Proposed platform to support investor engagement with corporates and policymakers.
It will follow steps laid out in its recent paper Why and how investors should act on human rights.
“Investors have a key role to play in addressing social issues and human rights. The initiative will act as a platform that can encompass a broad range of social issues, which will allow investors to prioritise the most severe human rights risks and outcomes within their stewardship activities,” said the PRI’s statement on the launch.
The platform will showcase a range of activities, it added, including collaborative investor engagement with companies, along with potential further escalation where needed. “The PRI will also support investor engagement with policymakers and other stakeholders to make progress on the overall goal,” it said.
The platform, which will focus on social issues, is similar in vein to investor-led engagement initiatives, such as Climate Action 100+, which aims to reduce the greenhouse gas emissions of the most carbon intensive corporates globally.
It is currently unnamed and the title will be unveiled in 2022 when it is launched.
The PRI is currently inviting signatories to express their interest in joining. “In the new year, the PRI will provide these signatories with further information on the initiative (such as the sector and company list for engagement) and invite them to formally apply to join the initiative as an endorser, lead investor and/or collaborating investor,” it said.
PRI said the initiative will “seek change through the use of investors’ influence over portfolio companies”.
This will be done through a focus on companies’ adoption of the United Nations Guiding Principles on Business and Human Rights (UNGPs) by investors.
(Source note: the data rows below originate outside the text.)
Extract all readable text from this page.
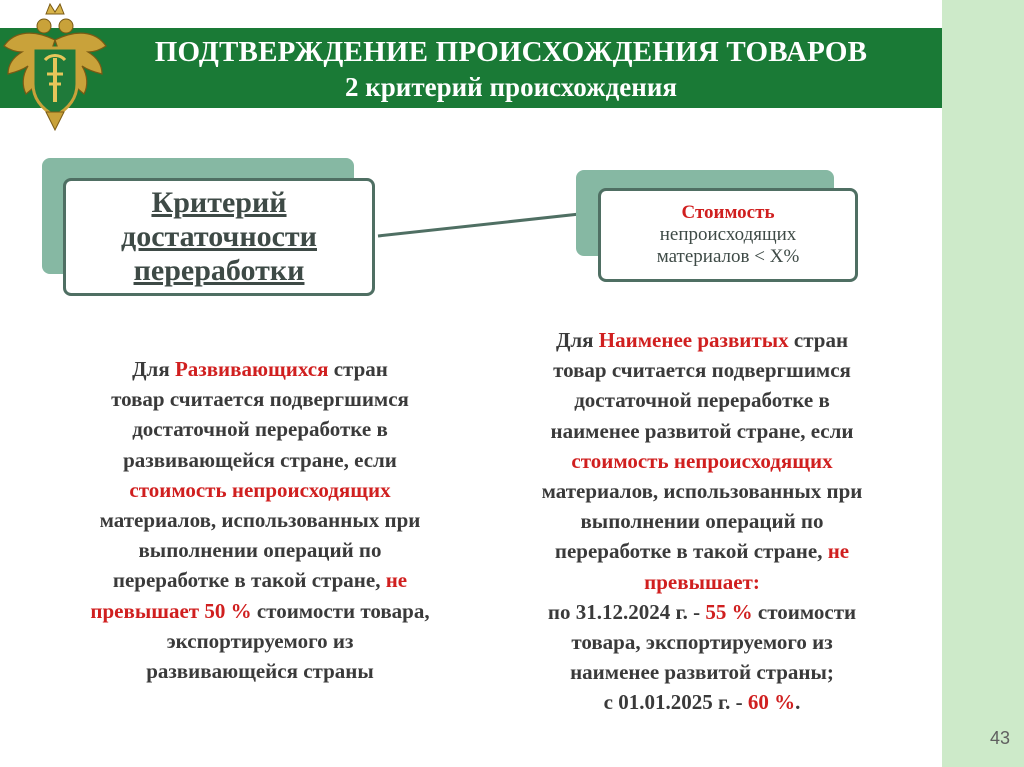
ПОДТВЕРЖДЕНИЕ ПРОИСХОЖДЕНИЯ ТОВАРОВ
2 критерий происхождения
Критерий
достаточности
переработки
Стоимость
непроисходящих
материалов < Х%
Для Развивающихся стран
товар считается подвергшимся
достаточной переработке в
развивающейся стране, если
стоимость непроисходящих
материалов, использованных при
выполнении операций по
переработке в такой стране, не
превышает 50 % стоимости товара,
экспортируемого из
развивающейся страны
Для Наименее развитых стран
товар считается подвергшимся
достаточной переработке в
наименее развитой стране, если
стоимость непроисходящих
материалов, использованных при
выполнении операций по
переработке в такой стране, не
превышает:
по 31.12.2024 г. - 55 % стоимости
товара, экспортируемого из
наименее развитой страны;
с 01.01.2025 г. - 60 %.
43
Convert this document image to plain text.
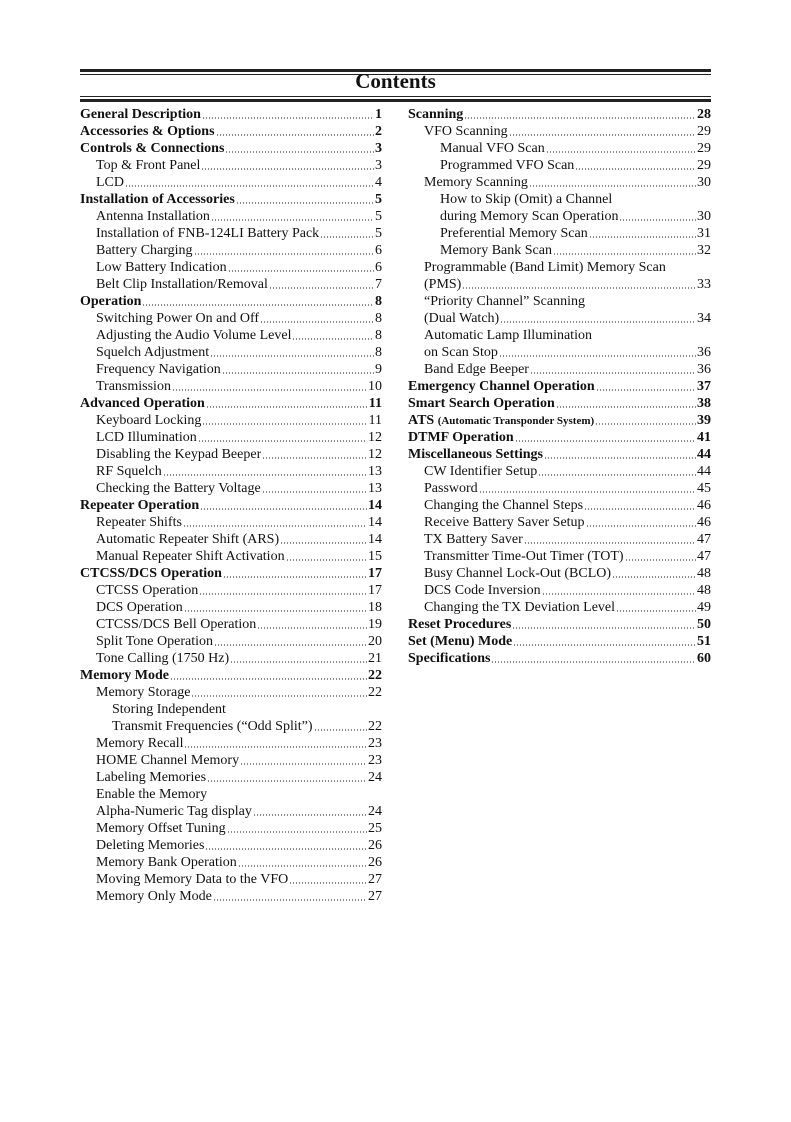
Contents
General Description	1
Accessories & Options	2
Controls & Connections	3
Top & Front Panel	3
LCD	4
Installation of Accessories	5
Antenna Installation	5
Installation of FNB-124LI Battery Pack	5
Battery Charging	6
Low Battery Indication	6
Belt Clip Installation/Removal	7
Operation	8
Switching Power On and Off	8
Adjusting the Audio Volume Level	8
Squelch Adjustment	8
Frequency Navigation	9
Transmission	10
Advanced Operation	11
Keyboard Locking	11
LCD Illumination	12
Disabling the Keypad Beeper	12
RF Squelch	13
Checking the Battery Voltage	13
Repeater Operation	14
Repeater Shifts	14
Automatic Repeater Shift (ARS)	14
Manual Repeater Shift Activation	15
CTCSS/DCS Operation	17
CTCSS Operation	17
DCS Operation	18
CTCSS/DCS Bell Operation	19
Split Tone Operation	20
Tone Calling (1750 Hz)	21
Memory Mode	22
Memory Storage	22
Storing Independent
Transmit Frequencies (“Odd Split”)	22
Memory Recall	23
HOME Channel Memory	23
Labeling Memories	24
Enable the Memory
Alpha-Numeric Tag display	24
Memory Offset Tuning	25
Deleting Memories	26
Memory Bank Operation	26
Moving Memory Data to the VFO	27
Memory Only Mode	27
Scanning	28
VFO Scanning	29
Manual VFO Scan	29
Programmed VFO Scan	29
Memory Scanning	30
How to Skip (Omit) a Channel
during Memory Scan Operation	30
Preferential Memory Scan	31
Memory Bank Scan	32
Programmable (Band Limit) Memory Scan
(PMS)	33
“Priority Channel” Scanning
(Dual Watch)	34
Automatic Lamp Illumination
on Scan Stop	36
Band Edge Beeper	36
Emergency Channel Operation	37
Smart Search Operation	38
ATS (Automatic Transponder System)	39
DTMF Operation	41
Miscellaneous Settings	44
CW Identifier Setup	44
Password	45
Changing the Channel Steps	46
Receive Battery Saver Setup	46
TX Battery Saver	47
Transmitter Time-Out Timer (TOT)	47
Busy Channel Lock-Out (BCLO)	48
DCS Code Inversion	48
Changing the TX Deviation Level	49
Reset Procedures	50
Set (Menu) Mode	51
Specifications	60
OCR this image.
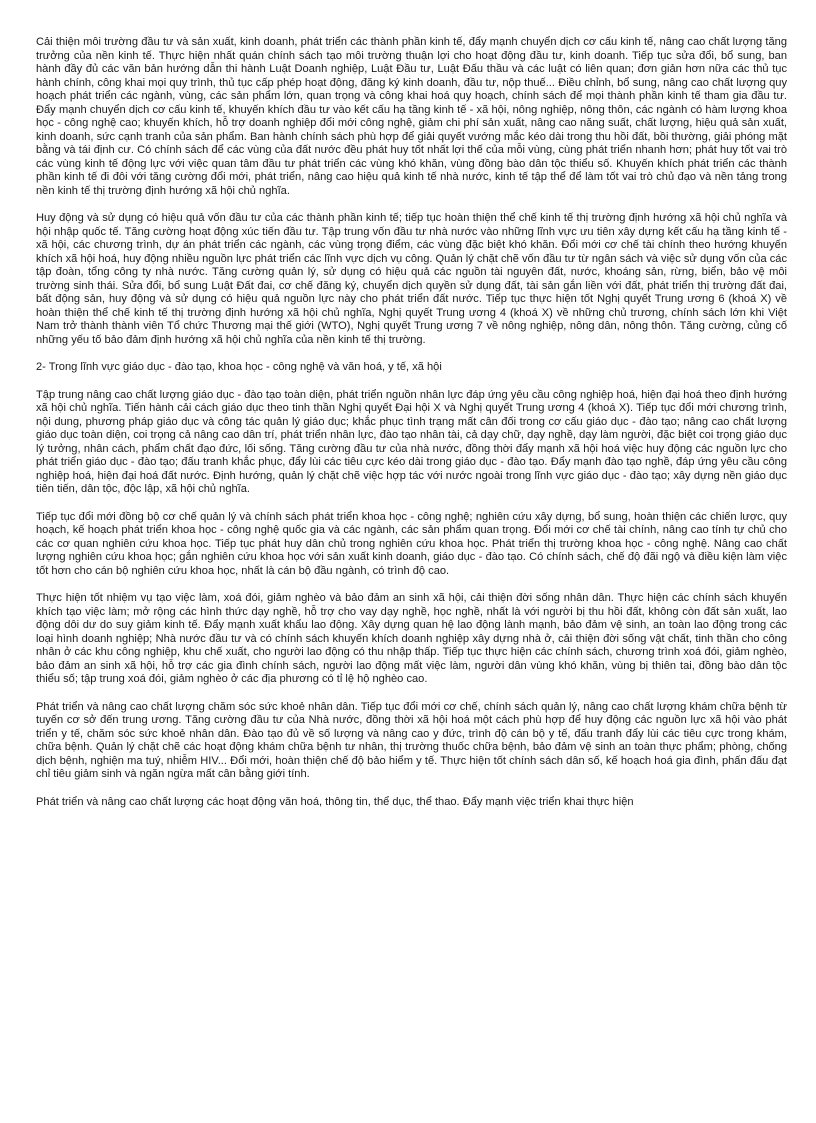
Cải thiện môi trường đầu tư và sản xuất, kinh doanh, phát triển các thành phần kinh tế, đẩy mạnh chuyển dịch cơ cấu kinh tế, nâng cao chất lượng tăng trưởng của nền kinh tế. Thực hiện nhất quán chính sách tạo môi trường thuận lợi cho hoạt động đầu tư, kinh doanh. Tiếp tục sửa đổi, bổ sung, ban hành đầy đủ các văn bản hướng dẫn thi hành Luật Doanh nghiệp, Luật Đầu tư, Luật Đấu thầu và các luật có liên quan; đơn giản hơn nữa các thủ tục hành chính, công khai mọi quy trình, thủ tục cấp phép hoạt động, đăng ký kinh doanh, đầu tư, nộp thuế... Điều chỉnh, bổ sung, nâng cao chất lượng quy hoạch phát triển các ngành, vùng, các sản phẩm lớn, quan trọng và công khai hoá quy hoạch, chính sách để mọi thành phần kinh tế tham gia đầu tư. Đẩy mạnh chuyển dịch cơ cấu kinh tế, khuyến khích đầu tư vào kết cấu hạ tầng kinh tế - xã hội, nông nghiệp, nông thôn, các ngành có hàm lượng khoa học - công nghệ cao; khuyến khích, hỗ trợ doanh nghiệp đổi mới công nghệ, giảm chi phí sản xuất, nâng cao năng suất, chất lượng, hiệu quả sản xuất, kinh doanh, sức cạnh tranh của sản phẩm. Ban hành chính sách phù hợp để giải quyết vướng mắc kéo dài trong thu hồi đất, bồi thường, giải phóng mặt bằng và tái định cư. Có chính sách để các vùng của đất nước đều phát huy tốt nhất lợi thế của mỗi vùng, cùng phát triển nhanh hơn; phát huy tốt vai trò các vùng kinh tế động lực với việc quan tâm đầu tư phát triển các vùng khó khăn, vùng đồng bào dân tộc thiểu số. Khuyến khích phát triển các thành phần kinh tế đi đôi với tăng cường đổi mới, phát triển, nâng cao hiệu quả kinh tế nhà nước, kinh tế tập thể để làm tốt vai trò chủ đạo và nền tảng trong nền kinh tế thị trường định hướng xã hội chủ nghĩa.

Huy động và sử dụng có hiệu quả vốn đầu tư của các thành phần kinh tế; tiếp tục hoàn thiện thể chế kinh tế thị trường định hướng xã hội chủ nghĩa và hội nhập quốc tế. Tăng cường hoạt động xúc tiến đầu tư. Tập trung vốn đầu tư nhà nước vào những lĩnh vực ưu tiên xây dựng kết cấu hạ tầng kinh tế - xã hội, các chương trình, dự án phát triển các ngành, các vùng trọng điểm, các vùng đặc biệt khó khăn. Đổi mới cơ chế tài chính theo hướng khuyến khích xã hội hoá, huy động nhiều nguồn lực phát triển các lĩnh vực dịch vụ công. Quản lý chặt chẽ vốn đầu tư từ ngân sách và việc sử dụng vốn của các tập đoàn, tổng công ty nhà nước. Tăng cường quản lý, sử dụng có hiệu quả các nguồn tài nguyên đất, nước, khoáng sản, rừng, biển, bảo vệ môi trường sinh thái. Sửa đổi, bổ sung Luật Đất đai, cơ chế đăng ký, chuyển dịch quyền sử dụng đất, tài sản gắn liền với đất, phát triển thị trường đất đai, bất động sản, huy động và sử dụng có hiệu quả nguồn lực này cho phát triển đất nước. Tiếp tục thực hiện tốt Nghị quyết Trung ương 6 (khoá X) về hoàn thiện thể chế kinh tế thị trường định hướng xã hội chủ nghĩa, Nghị quyết Trung ương 4 (khoá X) về những chủ trương, chính sách lớn khi Việt Nam trở thành thành viên Tổ chức Thương mại thế giới (WTO), Nghị quyết Trung ương 7 về nông nghiệp, nông dân, nông thôn. Tăng cường, củng cố những yếu tố bảo đảm định hướng xã hội chủ nghĩa của nền kinh tế thị trường.

2- Trong lĩnh vực giáo dục - đào tạo, khoa học - công nghệ và văn hoá, y tế, xã hội

Tập trung nâng cao chất lượng giáo dục - đào tạo toàn diện, phát triển nguồn nhân lực đáp ứng yêu cầu công nghiệp hoá, hiện đại hoá theo định hướng xã hội chủ nghĩa. Tiến hành cải cách giáo dục theo tinh thần Nghị quyết Đại hội X và Nghị quyết Trung ương 4 (khoá X). Tiếp tục đổi mới chương trình, nội dung, phương pháp giáo dục và công tác quản lý giáo dục; khắc phục tình trạng mất cân đối trong cơ cấu giáo dục - đào tạo; nâng cao chất lượng giáo dục toàn diện, coi trọng cả nâng cao dân trí, phát triển nhân lực, đào tạo nhân tài, cả dạy chữ, dạy nghề, dạy làm người, đặc biệt coi trọng giáo dục lý tưởng, nhân cách, phẩm chất đạo đức, lối sống. Tăng cường đầu tư của nhà nước, đồng thời đẩy mạnh xã hội hoá việc huy động các nguồn lực cho phát triển giáo dục - đào tạo; đấu tranh khắc phục, đẩy lùi các tiêu cực kéo dài trong giáo dục - đào tạo. Đẩy mạnh đào tạo nghề, đáp ứng yêu cầu công nghiệp hoá, hiện đại hoá đất nước. Định hướng, quản lý chặt chẽ việc hợp tác với nước ngoài trong lĩnh vực giáo dục - đào tạo; xây dựng nền giáo dục tiên tiến, dân tộc, độc lập, xã hội chủ nghĩa.

Tiếp tục đổi mới đồng bộ cơ chế quản lý và chính sách phát triển khoa học - công nghệ; nghiên cứu xây dựng, bổ sung, hoàn thiện các chiến lược, quy hoạch, kế hoạch phát triển khoa học - công nghệ quốc gia và các ngành, các sản phẩm quan trọng. Đổi mới cơ chế tài chính, nâng cao tính tự chủ cho các cơ quan nghiên cứu khoa học. Tiếp tục phát huy dân chủ trong nghiên cứu khoa học. Phát triển thị trường khoa học - công nghệ. Nâng cao chất lượng nghiên cứu khoa học; gắn nghiên cứu khoa học với sản xuất kinh doanh, giáo dục - đào tạo. Có chính sách, chế độ đãi ngộ và điều kiện làm việc tốt hơn cho cán bộ nghiên cứu khoa học, nhất là cán bộ đầu ngành, có trình độ cao.

Thực hiện tốt nhiệm vụ tạo việc làm, xoá đói, giảm nghèo và bảo đảm an sinh xã hội, cải thiện đời sống nhân dân. Thực hiện các chính sách khuyến khích tạo việc làm; mở rộng các hình thức dạy nghề, hỗ trợ cho vay dạy nghề, học nghề, nhất là với người bị thu hồi đất, không còn đất sản xuất, lao động dôi dư do suy giảm kinh tế. Đẩy mạnh xuất khẩu lao động. Xây dựng quan hệ lao động lành mạnh, bảo đảm vệ sinh, an toàn lao động trong các loại hình doanh nghiệp; Nhà nước đầu tư và có chính sách khuyến khích doanh nghiệp xây dựng nhà ở, cải thiện đời sống vật chất, tinh thần cho công nhân ở các khu công nghiệp, khu chế xuất, cho người lao động có thu nhập thấp. Tiếp tục thực hiện các chính sách, chương trình xoá đói, giảm nghèo, bảo đảm an sinh xã hội, hỗ trợ các gia đình chính sách, người lao động mất việc làm, người dân vùng khó khăn, vùng bị thiên tai, đồng bào dân tộc thiểu số; tập trung xoá đói, giảm nghèo ở các địa phương có tỉ lệ hộ nghèo cao.

Phát triển và nâng cao chất lượng chăm sóc sức khoẻ nhân dân. Tiếp tục đổi mới cơ chế, chính sách quản lý, nâng cao chất lượng khám chữa bệnh từ tuyến cơ sở đến trung ương. Tăng cường đầu tư của Nhà nước, đồng thời xã hội hoá một cách phù hợp để huy động các nguồn lực xã hội vào phát triển y tế, chăm sóc sức khoẻ nhân dân. Đào tạo đủ về số lượng và nâng cao y đức, trình độ cán bộ y tế, đấu tranh đẩy lùi các tiêu cực trong khám, chữa bệnh. Quản lý chặt chẽ các hoạt động khám chữa bệnh tư nhân, thị trường thuốc chữa bệnh, bảo đảm vệ sinh an toàn thực phẩm; phòng, chống dịch bệnh, nghiện ma tuý, nhiễm HIV... Đổi mới, hoàn thiện chế độ bảo hiểm y tế. Thực hiện tốt chính sách dân số, kế hoạch hoá gia đình, phấn đấu đạt chỉ tiêu giảm sinh và ngăn ngừa mất cân bằng giới tính.

Phát triển và nâng cao chất lượng các hoạt động văn hoá, thông tin, thể dục, thể thao. Đẩy mạnh việc triển khai thực hiện
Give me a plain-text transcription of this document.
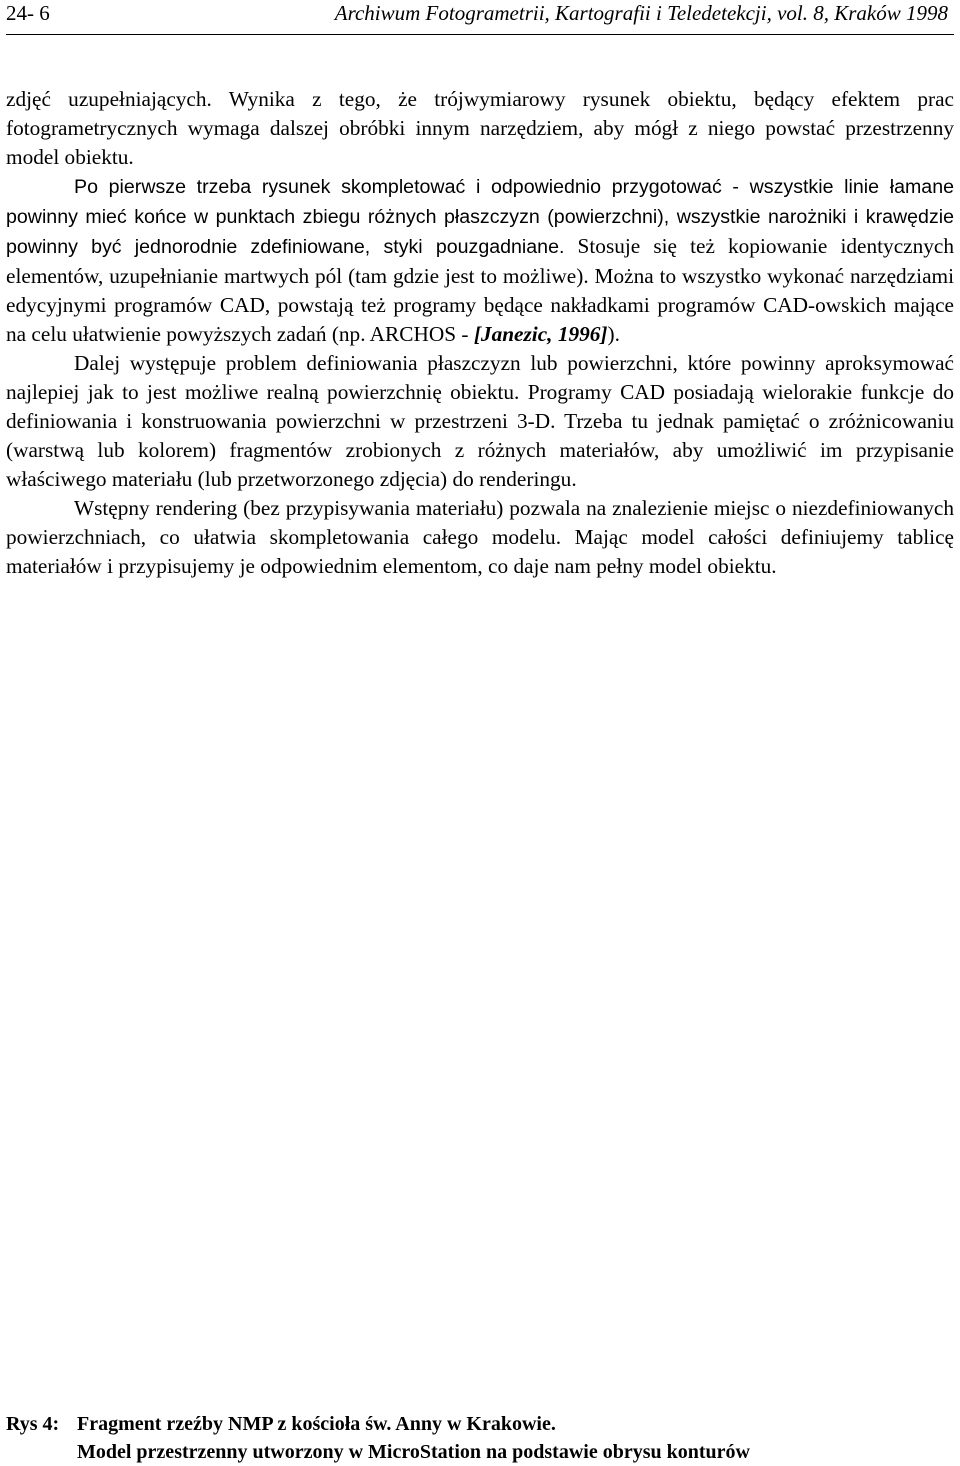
24- 6	Archiwum Fotogrametrii, Kartografii i Teledetekcji, vol. 8, Kraków 1998

zdjęć uzupełniających. Wynika z tego, że trójwymiarowy rysunek obiektu, będący efektem prac fotogrametrycznych wymaga dalszej obróbki innym narzędziem, aby mógł z niego powstać przestrzenny model obiektu.

Po pierwsze trzeba rysunek skompletować i odpowiednio przygotować - wszystkie linie łamane powinny mieć końce w punktach zbiegu różnych płaszczyzn (powierzchni), wszystkie narożniki i krawędzie powinny być jednorodnie zdefiniowane, styki pouzgadniane. Stosuje się też kopiowanie identycznych elementów, uzupełnianie martwych pól (tam gdzie jest to możliwe). Można to wszystko wykonać narzędziami edycyjnymi programów CAD, powstają też programy będące nakładkami programów CAD-owskich mające na celu ułatwienie powyższych zadań (np. ARCHOS - [Janezic, 1996]).

Dalej występuje problem definiowania płaszczyzn lub powierzchni, które powinny aproksymować najlepiej jak to jest możliwe realną powierzchnię obiektu. Programy CAD posiadają wielorakie funkcje do definiowania i konstruowania powierzchni w przestrzeni 3-D. Trzeba tu jednak pamiętać o zróżnicowaniu (warstwą lub kolorem) fragmentów zrobionych z różnych materiałów, aby umożliwić im przypisanie właściwego materiału (lub przetworzonego zdjęcia) do renderingu.

Wstępny rendering (bez przypisywania materiału) pozwala na znalezienie miejsc o niezdefiniowanych powierzchniach, co ułatwia skompletowania całego modelu. Mając model całości definiujemy tablicę materiałów i przypisujemy je odpowiednim elementom, co daje nam pełny model obiektu.

Rys 4: Fragment rzeźby NMP z kościoła św. Anny w Krakowie.
Model przestrzenny utworzony w MicroStation na podstawie obrysu konturów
Investors will be scrutinising firms for areas including appropriate disclosure; the level of alignment of their political engagement activities with their human rights responsibilities; and their progress on specific human rights issues within their operations and/or value chains that are seen as the most severe risks to people.
“Each company will be expected to fully implement the UNGPs and align their political engagement, e.g. lobbying, positions and activities to the UNGPs,” said the PRI. “Additional company-specific expectations will also be developed by identifying which human rights issues are most severe within each company with input from technical experts and affected stakeholders.”
The PRI added that investors were key to the proposal and their engagement with corporates and public policymakers was necessary to pursue the objectives. “It is recognised, for example, that the solution to the issues of privacy rights, hate speech, misinformation and electoral manipulation brought on by big tech companies require not only forceful company stewardship by investors but also global, regulatory solutions,” it said.
The PRI said it would also promote mandatory human rights due diligence legislation, robust accountability mechanisms and financial regulation that recognises human rights as an area of responsibility through local PRI policy representatives.
Endorsers and participants in the new initiative will be required to be a PRI signatory and make a public commitment to respect human rights recognising the responsibilities set out in the UNGPs and implement (or commit to implement) a human rights due diligence programme within a year of joining the engagement.
The participant role will be open to applications from PRI signatories who are asset owners with capacity to engage, investment managers, or engagement service providers who have a specific mandate to engage with companies on behalf of an institutional investor or investors,
To join, participants must also agree to sign the initiative public sign-on statement and agree to the terms of reference for the initiative.
The PRI said it expected to begin engagement with approximately 30 companies.